Out of milk? Try powder coffee creamer!
I have used this lots of times, I can never keep milk at my house. Just put a cup of water in the microwave and heat the water up add the coffee creamer into it and use. I have used this in boxed mac and cheese, instant mashed potatoes and even scrambled eggs. It works great, my mac and cheese seems creamier than with milk. Just use equal parts of water and creamer. I have tried several brands they all work well, but my favorite is Wal-Mart's extra rich brand.
By angelbeth from Catlettsburg, KY
I agree with the creamier. We use it in Potato soup. We just add creamer to the water the potatoes etc were cooked in. It makes great cream soups. It is great if you are a camper and don't want to use milk in cooking. k
Well, I would like this idea, except for the fact that the creamer does not have anywhere near the protein that MILK does. Even buying dehydrated milk to keep on hand in case you run out of milk would be better, albeit, it may not be as creamy!

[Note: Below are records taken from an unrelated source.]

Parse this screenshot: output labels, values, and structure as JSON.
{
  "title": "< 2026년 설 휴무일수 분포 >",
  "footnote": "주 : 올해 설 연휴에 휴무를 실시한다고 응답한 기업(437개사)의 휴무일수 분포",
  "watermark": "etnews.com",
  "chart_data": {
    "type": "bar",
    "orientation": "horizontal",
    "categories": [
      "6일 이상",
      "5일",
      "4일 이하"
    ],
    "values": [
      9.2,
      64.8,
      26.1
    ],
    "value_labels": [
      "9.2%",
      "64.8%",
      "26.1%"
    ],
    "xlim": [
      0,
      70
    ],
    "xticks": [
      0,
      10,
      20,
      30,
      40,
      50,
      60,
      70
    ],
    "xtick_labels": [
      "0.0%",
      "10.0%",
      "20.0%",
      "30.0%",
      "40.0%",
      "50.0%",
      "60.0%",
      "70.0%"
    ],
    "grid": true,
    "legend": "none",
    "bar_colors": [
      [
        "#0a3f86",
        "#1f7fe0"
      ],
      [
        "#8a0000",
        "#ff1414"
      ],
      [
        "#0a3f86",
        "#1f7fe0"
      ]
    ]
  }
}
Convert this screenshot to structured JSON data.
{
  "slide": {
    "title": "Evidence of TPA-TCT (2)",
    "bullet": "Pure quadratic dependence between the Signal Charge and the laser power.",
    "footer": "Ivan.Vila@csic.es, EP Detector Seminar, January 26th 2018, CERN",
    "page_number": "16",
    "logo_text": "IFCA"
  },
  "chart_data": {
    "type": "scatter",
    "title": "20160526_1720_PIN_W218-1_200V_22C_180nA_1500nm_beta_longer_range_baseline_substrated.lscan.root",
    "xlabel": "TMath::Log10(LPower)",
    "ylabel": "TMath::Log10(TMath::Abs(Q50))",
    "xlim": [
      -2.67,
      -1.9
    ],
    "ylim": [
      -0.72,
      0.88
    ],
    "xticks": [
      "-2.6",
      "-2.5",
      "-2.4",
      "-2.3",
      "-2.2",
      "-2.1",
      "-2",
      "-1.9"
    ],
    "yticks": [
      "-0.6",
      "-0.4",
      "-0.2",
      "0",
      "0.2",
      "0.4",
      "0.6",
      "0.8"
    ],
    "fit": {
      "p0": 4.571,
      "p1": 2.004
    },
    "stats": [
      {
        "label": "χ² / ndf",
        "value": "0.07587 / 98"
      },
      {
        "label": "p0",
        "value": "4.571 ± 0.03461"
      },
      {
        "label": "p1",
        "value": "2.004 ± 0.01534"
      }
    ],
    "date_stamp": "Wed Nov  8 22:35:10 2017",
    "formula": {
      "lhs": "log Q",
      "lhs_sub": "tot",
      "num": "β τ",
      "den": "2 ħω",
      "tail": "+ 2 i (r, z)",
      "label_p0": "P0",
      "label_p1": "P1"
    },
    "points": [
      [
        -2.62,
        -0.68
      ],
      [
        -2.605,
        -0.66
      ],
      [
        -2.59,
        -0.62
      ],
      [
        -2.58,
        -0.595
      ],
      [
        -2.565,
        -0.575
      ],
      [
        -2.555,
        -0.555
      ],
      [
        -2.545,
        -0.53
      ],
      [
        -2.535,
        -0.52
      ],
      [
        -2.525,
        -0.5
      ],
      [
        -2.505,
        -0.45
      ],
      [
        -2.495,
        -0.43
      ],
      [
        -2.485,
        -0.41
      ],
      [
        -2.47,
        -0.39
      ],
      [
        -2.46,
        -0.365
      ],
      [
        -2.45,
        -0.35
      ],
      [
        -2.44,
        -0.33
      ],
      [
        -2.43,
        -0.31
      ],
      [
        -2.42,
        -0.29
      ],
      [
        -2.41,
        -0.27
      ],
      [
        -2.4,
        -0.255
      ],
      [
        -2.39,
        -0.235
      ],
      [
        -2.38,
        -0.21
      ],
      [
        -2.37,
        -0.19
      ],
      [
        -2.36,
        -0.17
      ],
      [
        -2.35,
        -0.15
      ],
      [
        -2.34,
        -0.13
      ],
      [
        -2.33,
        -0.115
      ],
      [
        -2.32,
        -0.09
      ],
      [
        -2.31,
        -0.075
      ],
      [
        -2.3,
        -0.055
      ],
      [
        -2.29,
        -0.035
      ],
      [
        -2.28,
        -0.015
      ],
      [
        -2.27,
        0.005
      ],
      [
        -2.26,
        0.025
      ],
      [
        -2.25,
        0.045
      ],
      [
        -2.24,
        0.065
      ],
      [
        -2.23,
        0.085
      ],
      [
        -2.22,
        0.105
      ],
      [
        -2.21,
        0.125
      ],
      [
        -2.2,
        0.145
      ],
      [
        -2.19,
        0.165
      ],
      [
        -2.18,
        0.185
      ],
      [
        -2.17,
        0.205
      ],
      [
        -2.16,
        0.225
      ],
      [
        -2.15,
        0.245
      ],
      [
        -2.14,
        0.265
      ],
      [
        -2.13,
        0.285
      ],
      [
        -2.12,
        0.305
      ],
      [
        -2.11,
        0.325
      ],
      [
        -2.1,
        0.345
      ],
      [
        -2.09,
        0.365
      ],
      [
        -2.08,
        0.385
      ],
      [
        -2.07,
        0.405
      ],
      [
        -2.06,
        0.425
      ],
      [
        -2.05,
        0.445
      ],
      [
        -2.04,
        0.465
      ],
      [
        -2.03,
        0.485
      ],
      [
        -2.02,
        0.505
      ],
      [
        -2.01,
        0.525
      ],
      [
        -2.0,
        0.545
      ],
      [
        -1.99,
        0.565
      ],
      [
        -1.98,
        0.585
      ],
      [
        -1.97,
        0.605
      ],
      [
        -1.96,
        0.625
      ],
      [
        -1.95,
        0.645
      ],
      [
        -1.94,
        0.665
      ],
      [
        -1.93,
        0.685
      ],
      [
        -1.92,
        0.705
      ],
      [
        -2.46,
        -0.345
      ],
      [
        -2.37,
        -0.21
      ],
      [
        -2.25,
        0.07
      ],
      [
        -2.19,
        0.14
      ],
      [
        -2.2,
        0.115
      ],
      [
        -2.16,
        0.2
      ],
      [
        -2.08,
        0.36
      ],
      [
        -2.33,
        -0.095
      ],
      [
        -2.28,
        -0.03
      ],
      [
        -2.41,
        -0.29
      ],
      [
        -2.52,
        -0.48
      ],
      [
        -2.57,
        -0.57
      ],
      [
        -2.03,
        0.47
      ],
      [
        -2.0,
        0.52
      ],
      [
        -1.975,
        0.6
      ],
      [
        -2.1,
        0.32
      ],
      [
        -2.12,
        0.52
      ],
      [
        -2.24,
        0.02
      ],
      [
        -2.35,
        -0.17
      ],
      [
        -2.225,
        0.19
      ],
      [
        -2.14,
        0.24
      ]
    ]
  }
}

Would mixing a jar of this with the dehydrated milk before adding liquids be the answer to making it taste better? Has anyone tried this?
My mistake. Mixing the two would NOT work. One takes hot water to mix and the other takes cold--sorry
Just want to remind everyone that powdered creamer is an edible oil product, and does not have any of the nutritional value of milk or powdered milk. It has sugar and fat, mostly, and lots of odd chemicals. If you are okay with that, then go ahead.
The water does NOT need to be hot to mix it. It mixes just fine when the water is at room temperature too.
As for the amounts to use, it varies. For creamy stuff I use 1 part creamer to 1 part water. For regular milk probably 1 part creamer to 2 parts water is about right. I'm sure someone will post a correction if mine are wrong.
I don't much care about the lack of protein, but I definitely wouldn't use it as a beverage. It's only good for cooking.
Also, Kraft macaroni and cheese is much better (in my opinion, as well as my entire family's) with creamer than real milk.